The fresco was painted in 1936 by Russian emigre Victor Arnautoff, a Communist artist who also painted some of the murals in Coit Tower and other locations in San Francisco.

I’ve seen the Coit Tower ones, and loved them. Think Diego Rivera type of thing.

The “Life of Washington” 1,600-square-foot mural at the high school, part of the federal Works Progress Administration’s art commissions, features scenes from the first president’s life, including images of slavery and white settlers stepping over a dead Native American.

Supporters of the mural say it’s a historic piece of art and painting over it is the equivalent of a book burning. The artist meant the work to be subversive, they say, showing an ugly side to Washington’s life. Critics say the images are offensive and violent, depicting African Americans and Native Americans only as victims. Students shouldn’t have to see that every day, they argue.

Well you could always blindfold them.

Image result for san francisco school mural

Comments

11 responses to “Down with art”

  1. iknklast Avatar

    translated: students should have their feelings protected from learning. Ironic for a school.

  2. Josh Slocum Avatar

    Here we are.

  3. David Evans Avatar

    “depicting African Americans and Native Americans only as victims.”

    We can’t have that. Let’s add murals depicting a slave rebellion and Custer’s Last Stand.

    Also, I think the slaves at this time were not US citizens and arguably, therefore, not African Americans.

  4. chigau Avatar

    If, before the whitewash, They™ make a complete, detailed, high-quality, digital record of the entire mural and make it available to everyone on the internets, I’m OK with the whitewash.

  5. chigau Avatar

    hit Post too soon

    after the whitewash, that space should be available for the students to do their thing

  6. Ben Avatar

    But pointedly not depicting and recognizing atrocities like that is (legitimately, I’d say) criticized as whitewashing. So which is it?

  7. Acolyte of Sagan Avatar
    Acolyte of Sagan

    It’s probably making too many white people uncomfortable to be confronted with such a stark image of their history. Besides, it was painted by an evil, Godless Commie.

  8. John the Drunkard Avatar
    John the Drunkard

    Erasing the past guarantees that students won’t ever need to think uncomfortable thoughts. Everyone can have the ‘official’ Ken Burns/Steven Spielberg pearl-clutching version…and remain practically ignorant of everything.

  9. Holms Avatar

    The mural should have depicted Indians winning the war against colonisation! I’m sure they won’t have a problem with that…?

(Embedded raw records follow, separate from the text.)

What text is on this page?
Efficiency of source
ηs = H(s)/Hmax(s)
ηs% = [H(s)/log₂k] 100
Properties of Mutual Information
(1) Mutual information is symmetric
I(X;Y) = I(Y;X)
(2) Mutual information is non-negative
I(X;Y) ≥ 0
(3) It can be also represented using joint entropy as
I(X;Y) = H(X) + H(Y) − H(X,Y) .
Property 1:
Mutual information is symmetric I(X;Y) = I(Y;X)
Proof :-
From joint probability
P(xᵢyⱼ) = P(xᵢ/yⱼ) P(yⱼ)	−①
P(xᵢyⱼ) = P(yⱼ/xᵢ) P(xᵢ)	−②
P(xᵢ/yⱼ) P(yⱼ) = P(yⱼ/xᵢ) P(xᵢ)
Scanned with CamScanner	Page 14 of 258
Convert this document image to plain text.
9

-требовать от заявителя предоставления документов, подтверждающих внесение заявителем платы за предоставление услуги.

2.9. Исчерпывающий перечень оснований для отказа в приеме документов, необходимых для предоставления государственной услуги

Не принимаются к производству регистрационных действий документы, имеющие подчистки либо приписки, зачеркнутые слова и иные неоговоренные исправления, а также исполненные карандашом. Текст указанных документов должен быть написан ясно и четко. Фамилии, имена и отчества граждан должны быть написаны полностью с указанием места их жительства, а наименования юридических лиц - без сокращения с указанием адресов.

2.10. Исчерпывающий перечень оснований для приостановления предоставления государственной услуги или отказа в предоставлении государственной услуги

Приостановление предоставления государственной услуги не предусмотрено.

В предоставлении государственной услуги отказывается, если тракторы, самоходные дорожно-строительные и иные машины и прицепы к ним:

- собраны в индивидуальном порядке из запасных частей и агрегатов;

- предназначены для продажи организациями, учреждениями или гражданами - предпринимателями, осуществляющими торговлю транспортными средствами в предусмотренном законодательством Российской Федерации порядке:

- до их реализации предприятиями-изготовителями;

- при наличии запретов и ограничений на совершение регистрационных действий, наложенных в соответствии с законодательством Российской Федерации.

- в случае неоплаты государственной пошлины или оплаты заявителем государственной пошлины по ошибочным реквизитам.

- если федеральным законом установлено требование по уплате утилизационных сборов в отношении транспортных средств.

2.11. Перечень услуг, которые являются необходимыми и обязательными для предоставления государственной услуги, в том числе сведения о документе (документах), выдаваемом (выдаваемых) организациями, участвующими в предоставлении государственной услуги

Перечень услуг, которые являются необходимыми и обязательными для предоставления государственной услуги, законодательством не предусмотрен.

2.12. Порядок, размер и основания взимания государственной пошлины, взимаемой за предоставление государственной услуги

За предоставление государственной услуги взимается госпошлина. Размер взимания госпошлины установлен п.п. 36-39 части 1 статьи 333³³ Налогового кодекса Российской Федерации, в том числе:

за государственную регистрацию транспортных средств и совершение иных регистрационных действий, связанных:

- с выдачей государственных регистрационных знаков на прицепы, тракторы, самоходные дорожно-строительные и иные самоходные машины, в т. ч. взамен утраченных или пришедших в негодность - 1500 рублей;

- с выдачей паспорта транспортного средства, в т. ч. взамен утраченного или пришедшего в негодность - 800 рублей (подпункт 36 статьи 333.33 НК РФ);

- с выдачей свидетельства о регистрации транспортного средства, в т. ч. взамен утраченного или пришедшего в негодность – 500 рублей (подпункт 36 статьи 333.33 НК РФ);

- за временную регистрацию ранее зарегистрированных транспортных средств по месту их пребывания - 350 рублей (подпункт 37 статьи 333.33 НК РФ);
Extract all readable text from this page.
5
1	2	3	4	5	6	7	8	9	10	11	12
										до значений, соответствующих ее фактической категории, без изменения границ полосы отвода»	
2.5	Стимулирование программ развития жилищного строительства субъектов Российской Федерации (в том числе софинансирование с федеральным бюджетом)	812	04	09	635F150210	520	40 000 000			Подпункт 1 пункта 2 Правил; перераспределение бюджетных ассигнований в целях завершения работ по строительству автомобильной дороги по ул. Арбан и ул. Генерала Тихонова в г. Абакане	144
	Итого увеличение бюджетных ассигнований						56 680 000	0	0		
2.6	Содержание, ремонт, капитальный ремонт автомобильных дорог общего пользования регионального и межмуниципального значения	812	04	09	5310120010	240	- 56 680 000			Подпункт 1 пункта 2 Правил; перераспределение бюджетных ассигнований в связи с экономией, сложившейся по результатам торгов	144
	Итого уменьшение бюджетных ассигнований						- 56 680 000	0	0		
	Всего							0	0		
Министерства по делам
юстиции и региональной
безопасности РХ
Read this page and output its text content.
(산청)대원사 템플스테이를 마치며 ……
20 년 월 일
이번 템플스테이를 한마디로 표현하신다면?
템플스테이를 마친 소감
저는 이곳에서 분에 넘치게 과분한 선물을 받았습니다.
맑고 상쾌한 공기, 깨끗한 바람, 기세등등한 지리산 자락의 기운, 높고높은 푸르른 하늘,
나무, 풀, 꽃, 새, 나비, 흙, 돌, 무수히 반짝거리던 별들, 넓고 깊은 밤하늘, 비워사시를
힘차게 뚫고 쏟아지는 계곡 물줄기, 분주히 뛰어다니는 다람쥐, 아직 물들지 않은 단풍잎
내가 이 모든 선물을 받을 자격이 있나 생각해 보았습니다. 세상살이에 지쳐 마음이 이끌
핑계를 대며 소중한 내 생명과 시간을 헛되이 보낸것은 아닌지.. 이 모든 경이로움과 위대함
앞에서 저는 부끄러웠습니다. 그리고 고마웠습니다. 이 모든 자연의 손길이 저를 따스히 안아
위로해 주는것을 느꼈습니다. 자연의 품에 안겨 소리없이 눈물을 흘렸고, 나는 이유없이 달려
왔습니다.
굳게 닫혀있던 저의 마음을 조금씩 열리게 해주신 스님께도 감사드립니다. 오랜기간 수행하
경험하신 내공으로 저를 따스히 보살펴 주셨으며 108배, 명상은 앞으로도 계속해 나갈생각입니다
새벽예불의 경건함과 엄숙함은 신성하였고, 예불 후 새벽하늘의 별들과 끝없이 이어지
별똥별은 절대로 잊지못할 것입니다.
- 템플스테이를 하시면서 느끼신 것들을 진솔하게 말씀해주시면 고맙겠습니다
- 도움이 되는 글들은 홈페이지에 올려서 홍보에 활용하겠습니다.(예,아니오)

    Prediction: “by depicting a false narrative, this mural erases history and whitewashes the suffering experienced by people of colour”

  10. J. A. Avatar

    TL;DR the article, but it seems to me that it’s the glorification of the successful conquest that’s seen as objectionable. So the whitewashing doesn’t remove the history, it removes the glorification. I don’t have a problem with that, even though I’m a great admirer of the WPA-commissioned murals that helped the artists who did them.

  11. Freemage Avatar

    This is the ongoing problem with subversive and satirical art–when removed from context or commentary, interpretation can be so open-ended as to completely flip the creator’s intent. The best way to correct for that sort of thing would probably be a plaque with a quote from the artist explaining the piece in more detail, which many artists refuse to do because they want the piece to speak for itself.